Red tide is a common name for a phenomenon more correctly known as an algal bloom (large concentrations of microorganisms), an event in which estuarine, marine, or fresh water algae accumulate rapidly in the water column and results in discoloration of the surface water. It is usually found in coastal areas. Red Tide is also caused by dinoflagellates.
These algae, more specifically phytoplankton, are single-celled protists, plant-like organisms that can form dense, visible patches near the water's surface. Certain species of phytoplankton, such as Dinoflagelate, contain photosynthetic pigments that vary in color from green to brown to red.
When the algae are present in high concentrations, the water appears to be discolored or murky, varying in color from purple to almost pink, normally being red or green. Not all algal blooms are dense enough to cause water discoloration, and not all discolored waters associated with algal blooms are red. Additionally, red tides are not typically associated with tidal movement of water, hence the preference among scientists to use the term algal bloom.
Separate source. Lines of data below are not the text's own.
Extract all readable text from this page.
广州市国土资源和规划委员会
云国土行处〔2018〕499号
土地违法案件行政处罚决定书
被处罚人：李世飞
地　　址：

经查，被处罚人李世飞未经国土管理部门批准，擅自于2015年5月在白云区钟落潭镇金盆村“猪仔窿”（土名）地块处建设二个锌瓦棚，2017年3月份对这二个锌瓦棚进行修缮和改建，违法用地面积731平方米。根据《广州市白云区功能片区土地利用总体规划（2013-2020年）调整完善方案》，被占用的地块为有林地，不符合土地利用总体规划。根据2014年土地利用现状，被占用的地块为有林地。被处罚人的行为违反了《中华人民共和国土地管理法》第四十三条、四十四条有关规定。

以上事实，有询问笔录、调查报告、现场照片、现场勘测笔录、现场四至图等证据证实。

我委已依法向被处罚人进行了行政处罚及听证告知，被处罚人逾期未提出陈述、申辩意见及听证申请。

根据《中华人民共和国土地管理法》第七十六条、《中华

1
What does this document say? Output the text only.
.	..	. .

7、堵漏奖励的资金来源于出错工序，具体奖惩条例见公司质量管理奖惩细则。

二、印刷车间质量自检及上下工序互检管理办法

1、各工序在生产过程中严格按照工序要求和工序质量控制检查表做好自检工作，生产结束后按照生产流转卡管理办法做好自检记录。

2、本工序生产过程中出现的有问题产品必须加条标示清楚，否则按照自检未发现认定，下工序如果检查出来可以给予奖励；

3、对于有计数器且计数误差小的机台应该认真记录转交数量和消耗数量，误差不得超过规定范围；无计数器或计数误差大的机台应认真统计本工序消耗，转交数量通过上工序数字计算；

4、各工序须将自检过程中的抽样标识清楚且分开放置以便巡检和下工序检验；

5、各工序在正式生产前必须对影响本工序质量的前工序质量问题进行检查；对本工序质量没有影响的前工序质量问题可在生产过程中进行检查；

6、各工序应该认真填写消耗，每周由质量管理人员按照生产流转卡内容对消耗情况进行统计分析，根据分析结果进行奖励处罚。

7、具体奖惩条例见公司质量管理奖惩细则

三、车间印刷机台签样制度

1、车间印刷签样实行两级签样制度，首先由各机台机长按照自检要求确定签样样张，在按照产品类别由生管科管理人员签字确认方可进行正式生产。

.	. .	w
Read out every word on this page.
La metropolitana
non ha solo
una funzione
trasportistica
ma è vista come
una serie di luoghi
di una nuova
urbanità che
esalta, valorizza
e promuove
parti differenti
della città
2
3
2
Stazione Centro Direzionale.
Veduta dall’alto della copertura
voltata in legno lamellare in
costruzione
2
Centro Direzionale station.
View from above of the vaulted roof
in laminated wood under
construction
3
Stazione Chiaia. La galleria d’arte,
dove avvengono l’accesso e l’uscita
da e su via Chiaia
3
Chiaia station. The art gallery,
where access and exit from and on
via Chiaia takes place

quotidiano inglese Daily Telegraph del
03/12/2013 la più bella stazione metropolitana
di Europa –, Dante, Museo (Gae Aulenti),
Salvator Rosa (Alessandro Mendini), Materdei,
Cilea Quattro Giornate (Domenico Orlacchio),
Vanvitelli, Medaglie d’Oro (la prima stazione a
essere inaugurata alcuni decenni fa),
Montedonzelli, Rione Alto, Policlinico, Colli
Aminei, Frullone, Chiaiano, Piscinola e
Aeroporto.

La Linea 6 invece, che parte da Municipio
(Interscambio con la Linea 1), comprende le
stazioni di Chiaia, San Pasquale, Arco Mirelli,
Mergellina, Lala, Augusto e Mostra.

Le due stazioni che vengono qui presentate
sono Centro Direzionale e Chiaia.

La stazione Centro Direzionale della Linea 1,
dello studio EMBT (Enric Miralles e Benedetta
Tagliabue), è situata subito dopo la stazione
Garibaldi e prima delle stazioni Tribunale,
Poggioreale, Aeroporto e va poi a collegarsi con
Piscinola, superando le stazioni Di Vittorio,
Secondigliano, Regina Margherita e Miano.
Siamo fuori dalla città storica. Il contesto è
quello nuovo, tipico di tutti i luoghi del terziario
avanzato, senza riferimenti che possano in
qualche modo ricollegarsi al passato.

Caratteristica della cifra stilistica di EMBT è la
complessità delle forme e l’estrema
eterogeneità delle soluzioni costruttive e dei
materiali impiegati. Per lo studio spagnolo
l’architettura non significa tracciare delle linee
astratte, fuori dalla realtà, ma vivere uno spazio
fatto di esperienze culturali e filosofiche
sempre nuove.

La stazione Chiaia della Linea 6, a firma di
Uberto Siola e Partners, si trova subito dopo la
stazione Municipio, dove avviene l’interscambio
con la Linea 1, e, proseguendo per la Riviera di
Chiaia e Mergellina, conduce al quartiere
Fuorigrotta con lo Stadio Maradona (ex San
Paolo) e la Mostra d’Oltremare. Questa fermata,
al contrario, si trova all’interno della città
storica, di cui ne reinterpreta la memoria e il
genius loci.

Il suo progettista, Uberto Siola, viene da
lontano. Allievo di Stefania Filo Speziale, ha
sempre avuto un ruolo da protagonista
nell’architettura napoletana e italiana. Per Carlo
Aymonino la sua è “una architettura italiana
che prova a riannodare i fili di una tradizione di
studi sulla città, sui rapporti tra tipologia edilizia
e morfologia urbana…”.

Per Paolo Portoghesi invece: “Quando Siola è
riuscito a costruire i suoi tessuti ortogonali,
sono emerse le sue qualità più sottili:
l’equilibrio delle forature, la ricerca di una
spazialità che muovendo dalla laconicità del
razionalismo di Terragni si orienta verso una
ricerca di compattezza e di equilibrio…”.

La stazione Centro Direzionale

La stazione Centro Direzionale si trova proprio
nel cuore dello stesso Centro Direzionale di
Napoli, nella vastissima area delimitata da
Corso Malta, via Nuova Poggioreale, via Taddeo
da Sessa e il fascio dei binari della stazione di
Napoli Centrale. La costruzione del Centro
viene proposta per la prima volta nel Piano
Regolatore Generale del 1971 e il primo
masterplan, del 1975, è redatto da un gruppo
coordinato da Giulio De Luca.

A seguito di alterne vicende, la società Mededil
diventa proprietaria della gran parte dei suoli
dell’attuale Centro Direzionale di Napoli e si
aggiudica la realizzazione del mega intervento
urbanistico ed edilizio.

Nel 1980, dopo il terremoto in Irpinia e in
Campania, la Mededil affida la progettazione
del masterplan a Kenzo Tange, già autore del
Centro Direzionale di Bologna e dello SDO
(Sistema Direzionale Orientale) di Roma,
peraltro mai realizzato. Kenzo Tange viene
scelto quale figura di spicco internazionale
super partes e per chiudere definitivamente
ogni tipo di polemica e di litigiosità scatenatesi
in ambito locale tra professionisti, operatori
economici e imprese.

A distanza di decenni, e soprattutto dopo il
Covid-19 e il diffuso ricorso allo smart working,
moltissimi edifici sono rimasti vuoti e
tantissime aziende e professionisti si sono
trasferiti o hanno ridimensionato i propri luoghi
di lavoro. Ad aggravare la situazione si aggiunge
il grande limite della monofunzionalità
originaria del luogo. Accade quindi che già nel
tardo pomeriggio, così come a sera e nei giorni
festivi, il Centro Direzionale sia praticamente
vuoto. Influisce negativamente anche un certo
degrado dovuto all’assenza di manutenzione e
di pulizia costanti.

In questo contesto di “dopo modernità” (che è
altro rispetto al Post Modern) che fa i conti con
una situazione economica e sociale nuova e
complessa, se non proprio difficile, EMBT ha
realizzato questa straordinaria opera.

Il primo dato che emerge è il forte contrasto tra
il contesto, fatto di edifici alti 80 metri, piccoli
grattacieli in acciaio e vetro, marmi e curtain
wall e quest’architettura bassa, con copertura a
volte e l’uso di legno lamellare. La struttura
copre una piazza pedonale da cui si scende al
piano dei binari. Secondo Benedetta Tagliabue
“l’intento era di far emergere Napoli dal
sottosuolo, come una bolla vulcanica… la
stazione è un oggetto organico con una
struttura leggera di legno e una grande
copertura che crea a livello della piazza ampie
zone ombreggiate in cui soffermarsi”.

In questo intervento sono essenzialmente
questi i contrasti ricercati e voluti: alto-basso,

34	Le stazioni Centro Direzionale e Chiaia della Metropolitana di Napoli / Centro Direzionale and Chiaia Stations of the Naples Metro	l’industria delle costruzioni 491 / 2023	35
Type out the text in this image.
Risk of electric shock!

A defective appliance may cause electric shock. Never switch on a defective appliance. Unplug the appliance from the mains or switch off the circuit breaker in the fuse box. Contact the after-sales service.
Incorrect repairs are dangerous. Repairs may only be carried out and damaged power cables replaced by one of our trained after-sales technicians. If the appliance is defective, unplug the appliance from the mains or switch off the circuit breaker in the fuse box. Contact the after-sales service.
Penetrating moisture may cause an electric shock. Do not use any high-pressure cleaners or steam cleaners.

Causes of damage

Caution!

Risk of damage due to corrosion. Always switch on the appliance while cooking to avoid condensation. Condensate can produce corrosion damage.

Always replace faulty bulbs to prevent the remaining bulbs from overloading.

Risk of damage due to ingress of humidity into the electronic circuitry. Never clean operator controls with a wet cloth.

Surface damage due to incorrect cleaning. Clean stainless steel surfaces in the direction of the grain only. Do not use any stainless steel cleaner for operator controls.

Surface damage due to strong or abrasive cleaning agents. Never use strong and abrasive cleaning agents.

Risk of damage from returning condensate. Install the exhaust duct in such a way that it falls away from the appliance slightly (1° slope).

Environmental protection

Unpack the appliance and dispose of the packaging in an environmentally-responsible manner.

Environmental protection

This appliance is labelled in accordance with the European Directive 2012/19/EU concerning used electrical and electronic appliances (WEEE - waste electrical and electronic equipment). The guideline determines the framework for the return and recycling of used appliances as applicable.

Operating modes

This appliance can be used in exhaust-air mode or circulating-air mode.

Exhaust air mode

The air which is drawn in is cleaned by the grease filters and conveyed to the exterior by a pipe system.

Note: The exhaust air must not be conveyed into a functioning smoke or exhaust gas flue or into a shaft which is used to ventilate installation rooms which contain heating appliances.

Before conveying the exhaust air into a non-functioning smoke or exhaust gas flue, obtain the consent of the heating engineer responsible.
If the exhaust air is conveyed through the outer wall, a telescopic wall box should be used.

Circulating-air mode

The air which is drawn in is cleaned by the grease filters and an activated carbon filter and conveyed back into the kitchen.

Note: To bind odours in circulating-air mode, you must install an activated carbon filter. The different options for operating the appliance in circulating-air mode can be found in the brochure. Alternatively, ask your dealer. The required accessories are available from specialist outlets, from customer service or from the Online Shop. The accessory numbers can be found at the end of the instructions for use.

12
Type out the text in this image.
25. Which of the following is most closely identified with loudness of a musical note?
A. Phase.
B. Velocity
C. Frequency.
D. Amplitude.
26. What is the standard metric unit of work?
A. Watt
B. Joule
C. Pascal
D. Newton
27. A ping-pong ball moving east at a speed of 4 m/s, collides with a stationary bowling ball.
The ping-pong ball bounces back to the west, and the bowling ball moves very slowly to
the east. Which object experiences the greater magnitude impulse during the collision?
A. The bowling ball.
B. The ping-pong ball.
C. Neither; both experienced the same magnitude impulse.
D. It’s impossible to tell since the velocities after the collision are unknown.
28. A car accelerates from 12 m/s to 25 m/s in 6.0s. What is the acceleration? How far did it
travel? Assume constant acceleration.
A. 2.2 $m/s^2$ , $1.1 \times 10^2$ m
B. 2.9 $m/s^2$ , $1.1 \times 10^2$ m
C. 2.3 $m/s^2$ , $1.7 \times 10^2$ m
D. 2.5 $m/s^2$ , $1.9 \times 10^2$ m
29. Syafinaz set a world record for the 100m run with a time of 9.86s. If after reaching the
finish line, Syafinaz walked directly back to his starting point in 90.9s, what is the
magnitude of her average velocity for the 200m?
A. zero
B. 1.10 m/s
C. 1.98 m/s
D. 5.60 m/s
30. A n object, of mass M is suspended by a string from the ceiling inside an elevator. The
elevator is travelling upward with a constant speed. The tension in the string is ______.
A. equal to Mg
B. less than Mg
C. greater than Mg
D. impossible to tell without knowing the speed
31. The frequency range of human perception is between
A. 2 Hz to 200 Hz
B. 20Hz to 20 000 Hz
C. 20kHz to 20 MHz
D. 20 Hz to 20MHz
Some red tides are associated with the production of natural toxins, depletion of dissolved oxygen or other harmful effects, and are generally described as harmful algal blooms. The most conspicuous effects of red tides are the associated wildlife mortalities among marine and coastal species of fish, birds, marine mammals, and other organisms. In the case of Florida red tides, these mortalities are caused by exposure to a potent neurotoxin called brevetoxin which is produced naturally by the marine algae Karenia brevis.
Red tide is a high concentration of Karenia brevis, a microscopic marine algae that occurs naturally but normally in lower concentrations. In high concentrations, its toxin paralyzes the central nervous system of fish so they cannot breathe. Dead fish wash up on Gulf of Mexico beaches. Dense concentrations appear as discolored water, often reddish in color. It is a natural phenomenon, but the exact cause or combination of factors that result in a red tide outbreak are unknown. Red tide causes economic harm and for this reason red tide outbreaks are carefully monitored. For example, the Florida Fish and Wildlife Conservation Commission provides an up-to-date status report on the red tide in Florida. Texas also provides a current status report.
Red tide is also potentially harmful to human health. Humans can become seriously ill from eating oysters and other shellfish contaminated with red tide toxin.